У некоторых она была, у некоторых врачей, санитаров и сестер. И они быстро старели. Они выглядели нелепо злыми в этой бодрой и сумасшедшей среде. Например, санитар Начо. Он был мрачным и свирепым человеком, обыкновенным деревенщиной, цербером. И пил люто и со злобой. Его голубые глазки обрамлял красный кант и маленькая полосочка желтоватых склер. Он был из тех, кто заставлял бояться персонала. Благодаря ему и еще десятку сестер и санитаров старой закалки Больница приобрела славу такого места, в которое страшно попадать. Даже врачу. Эти старые, зубастые волки держались так, что молодые врачи рядом с ними не принимались всерьез. Напоминали порхающих эльфов в темном лесу.
Молодых врачей было с десяток — все как на подбор той странной породы людей, которые имеют в характере что-то и болезненное, и непонятное, и милое, и чувственное одновременно. Это заставляет их отказываться от карьеры хирургов и профессоров-кардиологов и пускаться в странствия по туманной стране психиатрии.

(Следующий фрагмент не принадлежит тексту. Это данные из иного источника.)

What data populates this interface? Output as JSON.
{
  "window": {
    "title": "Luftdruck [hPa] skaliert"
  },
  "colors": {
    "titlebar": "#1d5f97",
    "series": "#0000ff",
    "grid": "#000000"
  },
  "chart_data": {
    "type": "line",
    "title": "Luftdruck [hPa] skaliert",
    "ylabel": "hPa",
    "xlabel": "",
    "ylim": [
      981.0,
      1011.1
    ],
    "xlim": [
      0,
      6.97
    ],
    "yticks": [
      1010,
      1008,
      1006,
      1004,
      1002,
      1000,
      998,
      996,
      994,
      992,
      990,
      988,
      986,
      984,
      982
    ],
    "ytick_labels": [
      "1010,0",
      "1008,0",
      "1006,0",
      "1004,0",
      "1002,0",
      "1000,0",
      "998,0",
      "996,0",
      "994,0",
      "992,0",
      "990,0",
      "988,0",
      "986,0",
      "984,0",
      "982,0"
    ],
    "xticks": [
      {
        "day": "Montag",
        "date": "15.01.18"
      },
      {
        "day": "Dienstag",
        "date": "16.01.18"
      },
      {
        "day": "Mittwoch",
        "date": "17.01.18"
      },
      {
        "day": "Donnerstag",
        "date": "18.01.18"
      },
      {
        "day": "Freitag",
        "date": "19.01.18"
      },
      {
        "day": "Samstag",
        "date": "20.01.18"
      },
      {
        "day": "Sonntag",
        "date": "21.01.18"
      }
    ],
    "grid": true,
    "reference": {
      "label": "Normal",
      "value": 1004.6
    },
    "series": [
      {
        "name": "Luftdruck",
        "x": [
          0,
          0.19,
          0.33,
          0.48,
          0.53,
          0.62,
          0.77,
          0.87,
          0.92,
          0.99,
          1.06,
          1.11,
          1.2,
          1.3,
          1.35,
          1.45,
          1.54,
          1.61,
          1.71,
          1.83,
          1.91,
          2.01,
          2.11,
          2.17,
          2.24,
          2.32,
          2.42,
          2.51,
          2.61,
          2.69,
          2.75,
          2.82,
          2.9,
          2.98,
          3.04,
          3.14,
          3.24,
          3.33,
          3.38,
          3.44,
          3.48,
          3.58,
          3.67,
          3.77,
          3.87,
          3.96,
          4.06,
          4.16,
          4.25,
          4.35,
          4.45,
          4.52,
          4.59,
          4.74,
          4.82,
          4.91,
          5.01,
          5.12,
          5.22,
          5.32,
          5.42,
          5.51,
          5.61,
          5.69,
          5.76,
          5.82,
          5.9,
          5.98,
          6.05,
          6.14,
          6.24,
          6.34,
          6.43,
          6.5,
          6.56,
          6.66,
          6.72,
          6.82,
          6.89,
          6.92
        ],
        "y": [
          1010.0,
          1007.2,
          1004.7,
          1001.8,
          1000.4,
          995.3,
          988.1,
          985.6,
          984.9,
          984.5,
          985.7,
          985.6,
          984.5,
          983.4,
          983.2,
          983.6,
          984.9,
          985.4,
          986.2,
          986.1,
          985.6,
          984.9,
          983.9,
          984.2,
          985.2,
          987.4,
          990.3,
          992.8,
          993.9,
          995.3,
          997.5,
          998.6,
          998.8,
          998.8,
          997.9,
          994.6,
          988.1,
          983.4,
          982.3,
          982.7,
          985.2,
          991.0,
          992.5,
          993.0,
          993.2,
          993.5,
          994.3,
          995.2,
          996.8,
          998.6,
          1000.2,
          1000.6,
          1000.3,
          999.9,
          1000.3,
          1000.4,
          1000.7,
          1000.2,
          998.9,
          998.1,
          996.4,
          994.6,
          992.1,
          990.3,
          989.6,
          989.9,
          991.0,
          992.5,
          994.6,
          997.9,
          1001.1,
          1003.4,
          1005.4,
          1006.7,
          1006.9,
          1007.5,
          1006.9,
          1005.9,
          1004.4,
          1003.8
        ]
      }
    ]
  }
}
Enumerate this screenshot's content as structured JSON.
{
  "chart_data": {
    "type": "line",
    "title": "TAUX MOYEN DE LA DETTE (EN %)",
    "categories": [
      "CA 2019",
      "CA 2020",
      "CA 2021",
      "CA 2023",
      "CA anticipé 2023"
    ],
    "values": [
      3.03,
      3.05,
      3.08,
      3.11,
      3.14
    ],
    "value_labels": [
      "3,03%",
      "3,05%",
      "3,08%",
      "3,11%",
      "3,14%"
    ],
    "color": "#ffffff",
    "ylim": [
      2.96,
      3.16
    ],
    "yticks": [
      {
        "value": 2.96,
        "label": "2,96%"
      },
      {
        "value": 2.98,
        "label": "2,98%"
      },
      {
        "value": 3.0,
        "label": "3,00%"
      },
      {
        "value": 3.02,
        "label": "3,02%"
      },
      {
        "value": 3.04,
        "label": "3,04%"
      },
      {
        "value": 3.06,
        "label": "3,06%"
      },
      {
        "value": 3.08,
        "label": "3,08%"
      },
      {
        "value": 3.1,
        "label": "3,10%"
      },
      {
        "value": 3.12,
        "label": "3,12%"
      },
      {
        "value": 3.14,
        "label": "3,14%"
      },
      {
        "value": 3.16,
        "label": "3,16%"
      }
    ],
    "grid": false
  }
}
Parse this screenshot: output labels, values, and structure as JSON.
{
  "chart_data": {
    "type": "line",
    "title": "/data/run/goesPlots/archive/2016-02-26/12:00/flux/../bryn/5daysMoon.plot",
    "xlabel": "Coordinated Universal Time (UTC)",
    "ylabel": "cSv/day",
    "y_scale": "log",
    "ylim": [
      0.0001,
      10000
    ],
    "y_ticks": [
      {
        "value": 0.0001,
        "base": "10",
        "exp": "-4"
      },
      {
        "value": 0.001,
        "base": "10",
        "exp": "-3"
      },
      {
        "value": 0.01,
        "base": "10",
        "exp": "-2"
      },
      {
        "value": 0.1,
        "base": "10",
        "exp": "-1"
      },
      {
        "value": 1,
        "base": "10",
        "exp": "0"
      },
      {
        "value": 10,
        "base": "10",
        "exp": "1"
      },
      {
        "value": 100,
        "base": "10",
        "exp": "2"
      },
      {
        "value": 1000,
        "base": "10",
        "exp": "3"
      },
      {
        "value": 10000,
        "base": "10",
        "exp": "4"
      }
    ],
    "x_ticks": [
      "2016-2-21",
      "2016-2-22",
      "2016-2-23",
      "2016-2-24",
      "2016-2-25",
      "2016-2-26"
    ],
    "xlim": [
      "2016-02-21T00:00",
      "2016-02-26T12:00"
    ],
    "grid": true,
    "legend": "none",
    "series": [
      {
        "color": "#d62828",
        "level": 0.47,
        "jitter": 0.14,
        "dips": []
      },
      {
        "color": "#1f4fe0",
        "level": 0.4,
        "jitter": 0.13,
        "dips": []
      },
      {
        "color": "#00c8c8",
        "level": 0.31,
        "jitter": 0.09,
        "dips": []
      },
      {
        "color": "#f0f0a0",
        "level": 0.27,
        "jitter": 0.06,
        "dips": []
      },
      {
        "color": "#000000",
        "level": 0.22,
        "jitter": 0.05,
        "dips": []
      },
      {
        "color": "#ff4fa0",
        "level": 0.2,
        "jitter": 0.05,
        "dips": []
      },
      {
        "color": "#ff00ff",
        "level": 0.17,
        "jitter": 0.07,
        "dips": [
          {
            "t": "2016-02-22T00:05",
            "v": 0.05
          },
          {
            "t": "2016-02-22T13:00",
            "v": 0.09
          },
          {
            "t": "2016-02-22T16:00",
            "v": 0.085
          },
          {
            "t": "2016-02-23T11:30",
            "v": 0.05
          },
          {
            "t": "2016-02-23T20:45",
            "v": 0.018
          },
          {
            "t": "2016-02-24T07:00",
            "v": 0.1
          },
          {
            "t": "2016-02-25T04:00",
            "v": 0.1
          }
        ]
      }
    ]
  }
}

Естественно, однажды попав в эту страну, они, каждый по-своему, развивали свои наклонности. Некоторые становились амбициозными. Другие — живой демонстрацией оккультизма, третьи — педантичными администраторами. Проходили месяцы и годы, врачи старели, их облик менялся. Но в основе всего как будто лежала та странная и болезненная чувствительность, которая как раз и направляет человека к психиатрии.
Сестры в Больнице были жесткими, старой закалки. Я бы посвятил им отдельную книгу, написал бы про их очки, седые волосы и вставные челюсти, про их пьющих мужей и их смелые сердца, про мелкие интриги, их величие. Про священный и незыблемый ритуал Лузганья Семечек и Распития Кофейка.
Санитаров можно было разделить на две категории. Одни их них походили на бывших заключенных. Другие — нет. Работало и немало женщин-санитарок. Они были тихими, забитыми трудягами, как мне казалось, боязливыми, чем-то напоминавшими пугливых куропаток. Я их часто не замечал. Они растворялись в сумраке коридоров, и каждая уносила в памяти мой образ, а я их не различал. Может, во всем была виновата проклятая иерархия?